I had an awesome time last week with a number of brothers and sisters up on Vancouver Island, one of the truly lovely spots on the planet. We got a chance to process lots of various topics that they are thinking through in their transition from living a performance-based Christianity to an affection-based life in Christ. I find conversations around the Fatherhood of God, the work of Christ and how we live that out in our daily lives to be incredibly compelling, even if I am in similar conversations every week of my life.
The language of real community is real and compelling, far better than any kind of contrived entertainment. That’s why I react so when well-meaning people jump on the language of obligation to describe the relationships and gatherings of believers. Obligation is the language of religion. It wallows in the selfishness of “what we need” instead of inviting us into the irresistability of real relationships and passionate dialog. Only in the conversation of community can people really discover what God has already put in their hearts and be real enough to ask whatever question they need to ask and be challenged in their thinking beyond the status quo.
Here are a couple of examples of what the conversation of community triggers in people. The first I received after returning from a recent trip by someone who was part of our conversations:
I want to know you better–to meet your wife, to experience your world, to hear more about your journey. I love the way you challenge me and the way I feel safe wrestling openly in your presence. I want to learn more from you, experience more of Him beside you, ask more of you, and share more of my life with you. I want to celebrate more of what He’s done–and is continuing to do–among & through us. He blows me away every day and I’m drawn like a magnet to others who are passionate about discovering Him and worshiping Him together.

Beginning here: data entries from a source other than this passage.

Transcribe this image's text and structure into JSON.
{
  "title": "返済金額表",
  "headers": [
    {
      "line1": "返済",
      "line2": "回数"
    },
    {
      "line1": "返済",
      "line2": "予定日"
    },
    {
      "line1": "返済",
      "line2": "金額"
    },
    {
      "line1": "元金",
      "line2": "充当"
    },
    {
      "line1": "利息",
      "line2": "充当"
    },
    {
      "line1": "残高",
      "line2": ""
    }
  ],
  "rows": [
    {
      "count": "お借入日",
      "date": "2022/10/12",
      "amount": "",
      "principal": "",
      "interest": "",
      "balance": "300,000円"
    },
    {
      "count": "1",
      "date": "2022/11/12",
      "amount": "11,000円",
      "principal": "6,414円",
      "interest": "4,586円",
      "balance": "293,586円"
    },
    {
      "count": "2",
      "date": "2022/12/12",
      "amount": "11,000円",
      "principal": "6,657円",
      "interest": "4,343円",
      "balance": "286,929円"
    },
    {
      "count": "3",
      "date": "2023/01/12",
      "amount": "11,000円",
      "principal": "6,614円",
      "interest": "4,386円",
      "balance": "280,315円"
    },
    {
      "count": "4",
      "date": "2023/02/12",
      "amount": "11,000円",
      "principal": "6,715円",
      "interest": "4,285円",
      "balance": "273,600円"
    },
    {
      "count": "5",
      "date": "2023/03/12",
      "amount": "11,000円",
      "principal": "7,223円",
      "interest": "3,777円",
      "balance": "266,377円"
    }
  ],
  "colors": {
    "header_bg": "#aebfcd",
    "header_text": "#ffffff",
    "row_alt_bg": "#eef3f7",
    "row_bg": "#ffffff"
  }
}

There are people in my life that I feel that way about as well. Being with them is never an obligation; it is an absolute joy and the fruit of it is to go back to life and live with a greater grasp on the Truth and greater freedom to live in grace.
Here’s another letter I published years ago from someone in Texas who was waking up to this reality:
It’s OK to question what I need to question, ask what I need to ask and struggle where I struggle. I’ve learned that I am not rewarded for pretending to be better than I am, but that experiencing the life of God means that I am loved through the ups and downs, hurts and joys, and doubts as well as triumphs. Instead of exploiting people’s shame or need for approval to try and make them better Christians, I encourage people to go to God for healing and restoration from shame so they can experience for themselves the love of God. Instead of loading others up with a list of `shoulds’, I tell people that God is working by “the law of the Spirit of life in Christ Jesus” and his greatest desire is to communicate with them. I talk about learning “how to” listen to God and follow what he puts on their heart even if that means they make a mistake doing so. Instead of trying to change people I urge them to get to know Christ as life because it’s so much fun (and far more effective) watching him change them. Instead of manipulating others to do what I think would benefit me and my definition of God’s will for them, I’m learning how to trust Christ as my resource for what I need.
The conversations of community lead the most awesome engagements on this planet, be it with a mature believer or the newest member of the family, or even someone still lost in the world. Where people aspire to grow in grace and truth, and have the freedom to discuss it without fear or the need to manipulate others, the possibilities are truly limitless. Participating in them is not what I need to do; it’s what I simply refuse to live without.